The Kudumbasree Poverty Eradication Mission in its 13th year will focus on collective farming as a means of empowering women and guaranteeing their financial emancipation. It also plans to intensify marketing to realise the full potential of the production base created thus far through the Neighbourhood Groups (NHGs) and Community Development Societies (CDS) leveraging bank finance and thrift fund.
In tangible terms, Kudumbasree women will expand their collective farming activities to nearly 70,000 more hectares across the State during the current financial year. Paddy, vegetables and fruits will be cultivated. At present women farmers under Kudumbasree carry out farming activities in about 25,000 hectares.
A senior official of Kudumbasree mission told The Hindu that collective farming was one of the pillars on which the process of women empowerment was being built.
Women under Kudumbasree CDS had proved that farming can be a profitable activity. The labour input comes from these women themselves. In addition to their wages, they also earn a profit when they sell their produce.
Major benefits
Turning women into owners of production will instil great confidence in them and give them opportunities to come face to face with the establishment.
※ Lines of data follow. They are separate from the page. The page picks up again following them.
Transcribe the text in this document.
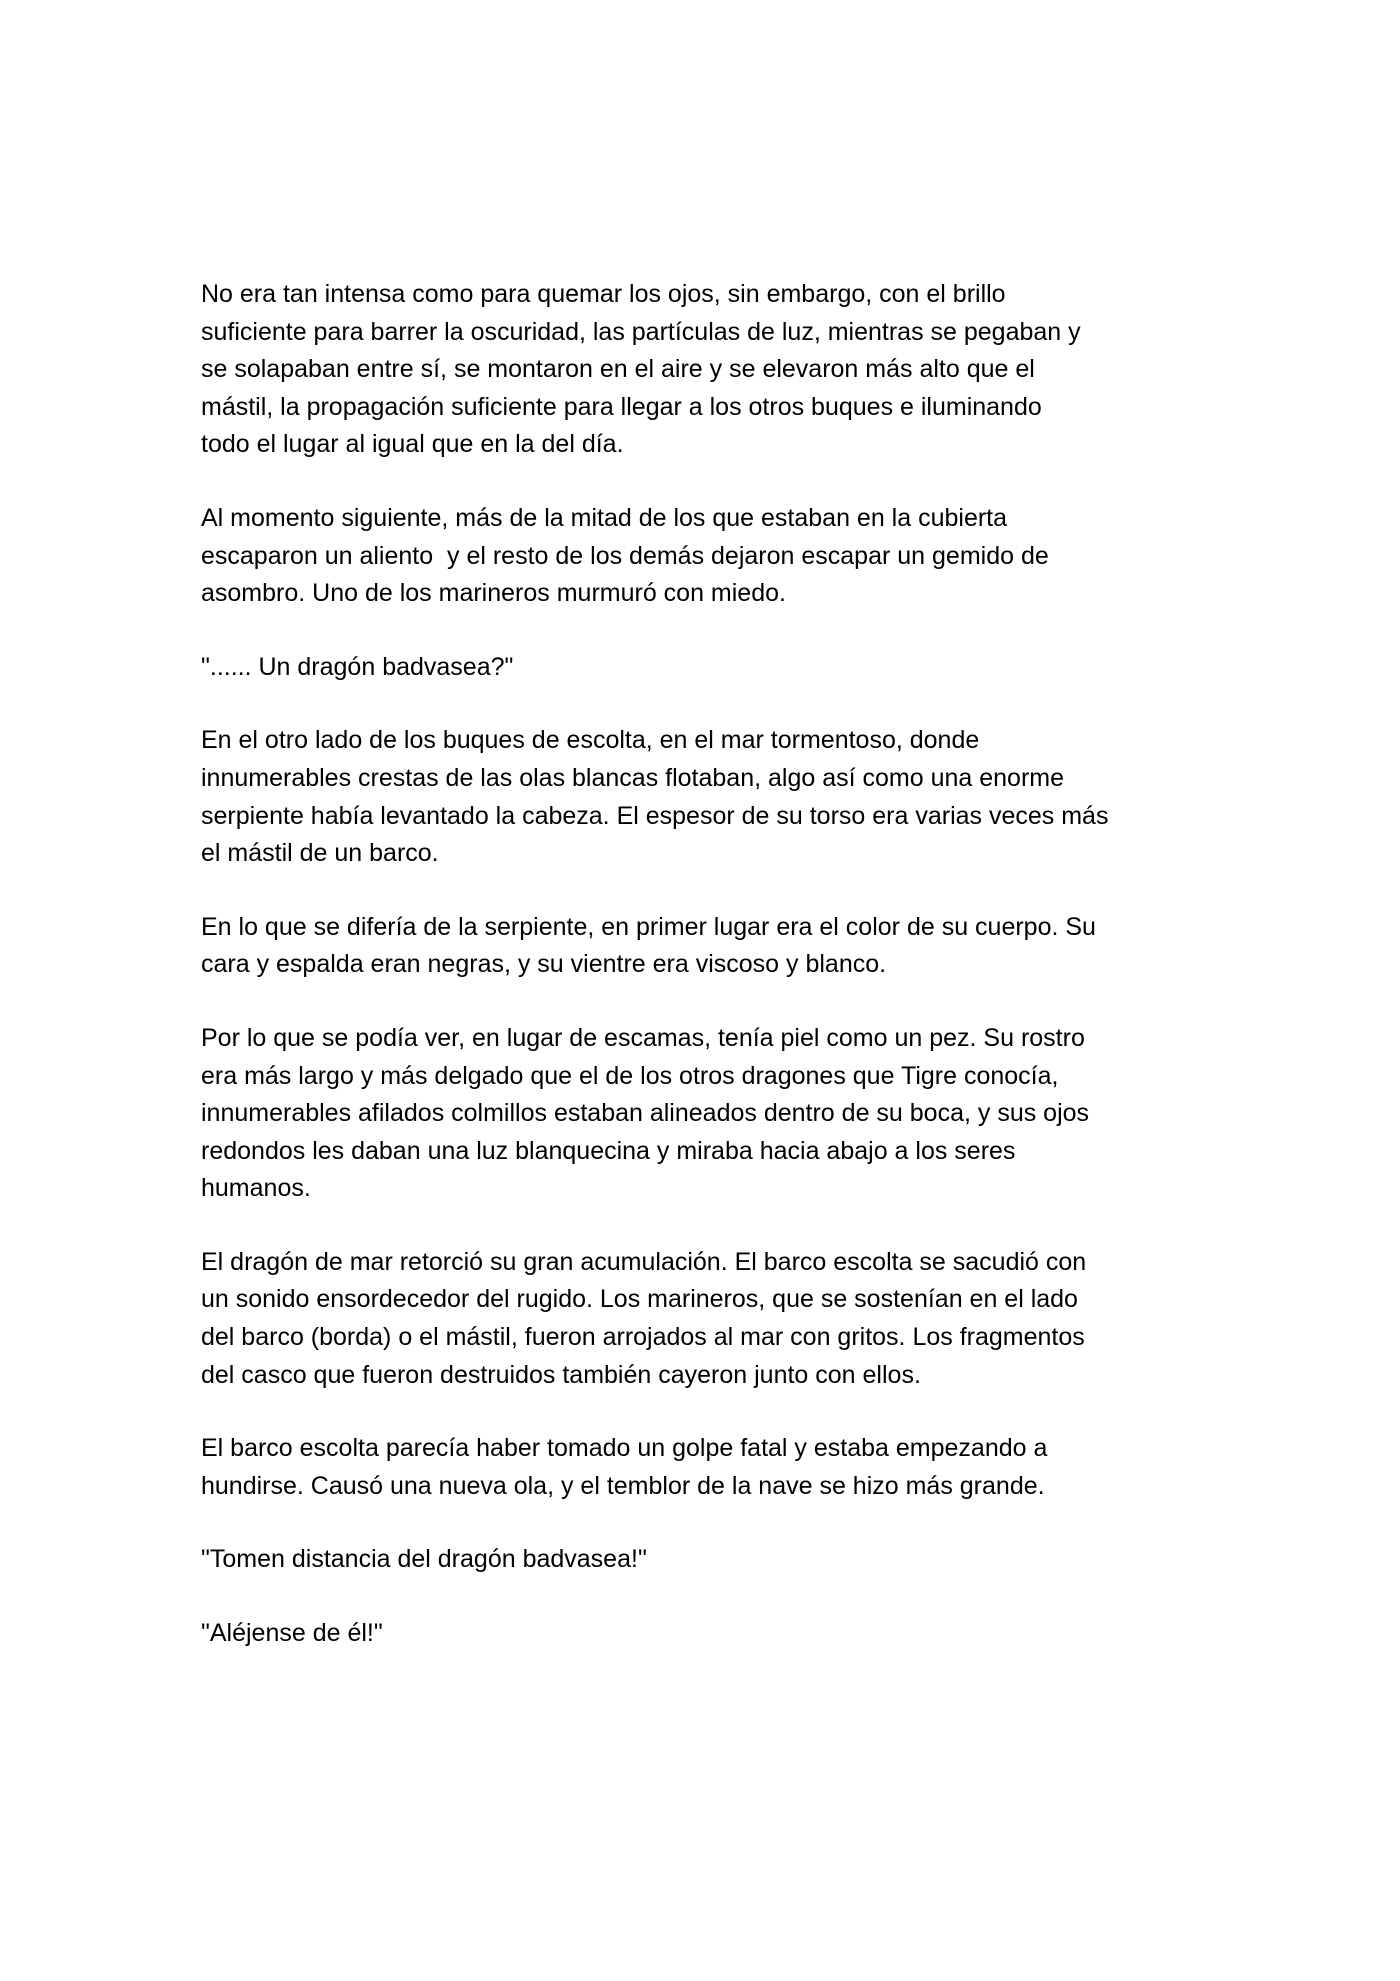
No era tan intensa como para quemar los ojos, sin embargo, con el brillo
suficiente para barrer la oscuridad, las partículas de luz, mientras se pegaban y
se solapaban entre sí, se montaron en el aire y se elevaron más alto que el
mástil, la propagación suficiente para llegar a los otros buques e iluminando
todo el lugar al igual que en la del día.

Al momento siguiente, más de la mitad de los que estaban en la cubierta
escaparon un aliento  y el resto de los demás dejaron escapar un gemido de
asombro. Uno de los marineros murmuró con miedo.

"...... Un dragón badvasea?"

En el otro lado de los buques de escolta, en el mar tormentoso, donde
innumerables crestas de las olas blancas flotaban, algo así como una enorme
serpiente había levantado la cabeza. El espesor de su torso era varias veces más
el mástil de un barco.

En lo que se difería de la serpiente, en primer lugar era el color de su cuerpo. Su
cara y espalda eran negras, y su vientre era viscoso y blanco.

Por lo que se podía ver, en lugar de escamas, tenía piel como un pez. Su rostro
era más largo y más delgado que el de los otros dragones que Tigre conocía,
innumerables afilados colmillos estaban alineados dentro de su boca, y sus ojos
redondos les daban una luz blanquecina y miraba hacia abajo a los seres
humanos.

El dragón de mar retorció su gran acumulación. El barco escolta se sacudió con
un sonido ensordecedor del rugido. Los marineros, que se sostenían en el lado
del barco (borda) o el mástil, fueron arrojados al mar con gritos. Los fragmentos
del casco que fueron destruidos también cayeron junto con ellos.

El barco escolta parecía haber tomado un golpe fatal y estaba empezando a
hundirse. Causó una nueva ola, y el temblor de la nave se hizo más grande.

"Tomen distancia del dragón badvasea!"

"Aléjense de él!"
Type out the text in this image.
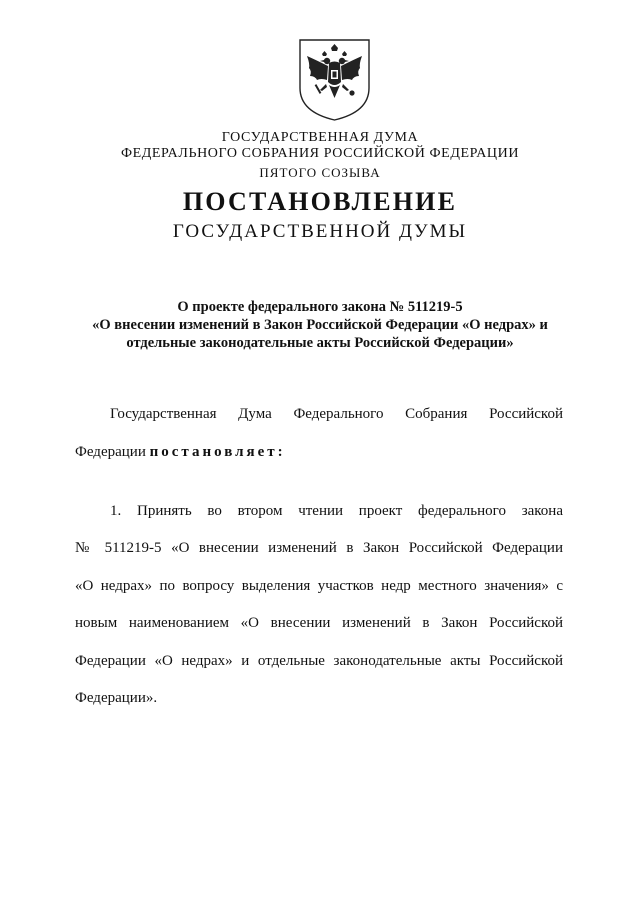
ГОСУДАРСТВЕННАЯ ДУМА
ФЕДЕРАЛЬНОГО СОБРАНИЯ РОССИЙСКОЙ ФЕДЕРАЦИИ
ПЯТОГО СОЗЫВА
ПОСТАНОВЛЕНИЕ
ГОСУДАРСТВЕННОЙ ДУМЫ
О проекте федерального закона № 511219-5
«О внесении изменений в Закон Российской Федерации «О недрах» и
отдельные законодательные акты Российской Федерации»
Государственная Дума Федерального Собрания Российской
Федерации постановляет:
1. Принять во втором чтении проект федерального закона
№ 511219-5 «О внесении изменений в Закон Российской Федерации
«О недрах» по вопросу выделения участков недр местного значения» с
новым наименованием «О внесении изменений в Закон Российской
Федерации «О недрах» и отдельные законодательные акты Российской
Федерации».
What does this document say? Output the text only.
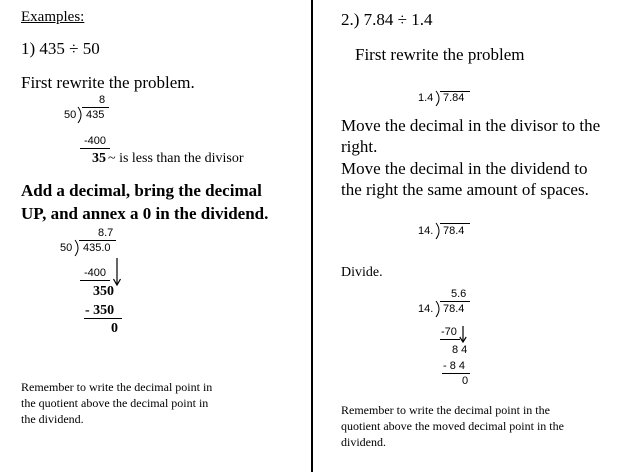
Examples:
1) 435 ÷ 50
First rewrite the problem.
8
50 435
-400
35 ~ is less than the divisor
Add a decimal, bring the decimal
UP, and annex a 0 in the dividend.
8.7
50 435.0
-400
350
- 350
0
Remember to write the decimal point in
the quotient above the decimal point in
the dividend.
2.) 7.84 ÷ 1.4
First rewrite the problem
1.4 7.84
Move the decimal in the divisor to the
right.
Move the decimal in the dividend to
the right the same amount of spaces.
14. 78.4
Divide.
5.6
14. 78.4
-70
8 4
- 8 4
0
Remember to write the decimal point in the
quotient above the moved decimal point in the
dividend.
These opportunities will sharpen their skills and strengthen their self-belief.
On the material front, the process of empowerment will be backed by loans at subsidised rate for farming activities. The women farmers, working as groups, will receive farm loans virtually at rates ranging between one and two per cent, said the Kudumbasree official. In any case the rates will not be more than four per cent.
Branded products
The emergence of around 100 branded products, ranging from hair oil to ready-to-eat food items, has strengthened the resolve to intensify the marketing activities. Until 2006 marketing activities had taken a back seat resulting in stagnation in production. However, things have changed since, said the official.
Community marketing is one area of focus with an experiment in Kodakara block in Thrissur district setting a successful example.
Sales turnover from organised markets, mostly monthly markets, during 2009-10 was around Rs.25 crore. The volume involved in the unorganised sector will be much higher, said the Kudumbasree official.
Marketing of Kudumbasree products has also picked momentum with monthly markets becoming a feature in many panchayats. In Nedumkandam, they have even started a daily fair of Kudumbasree products.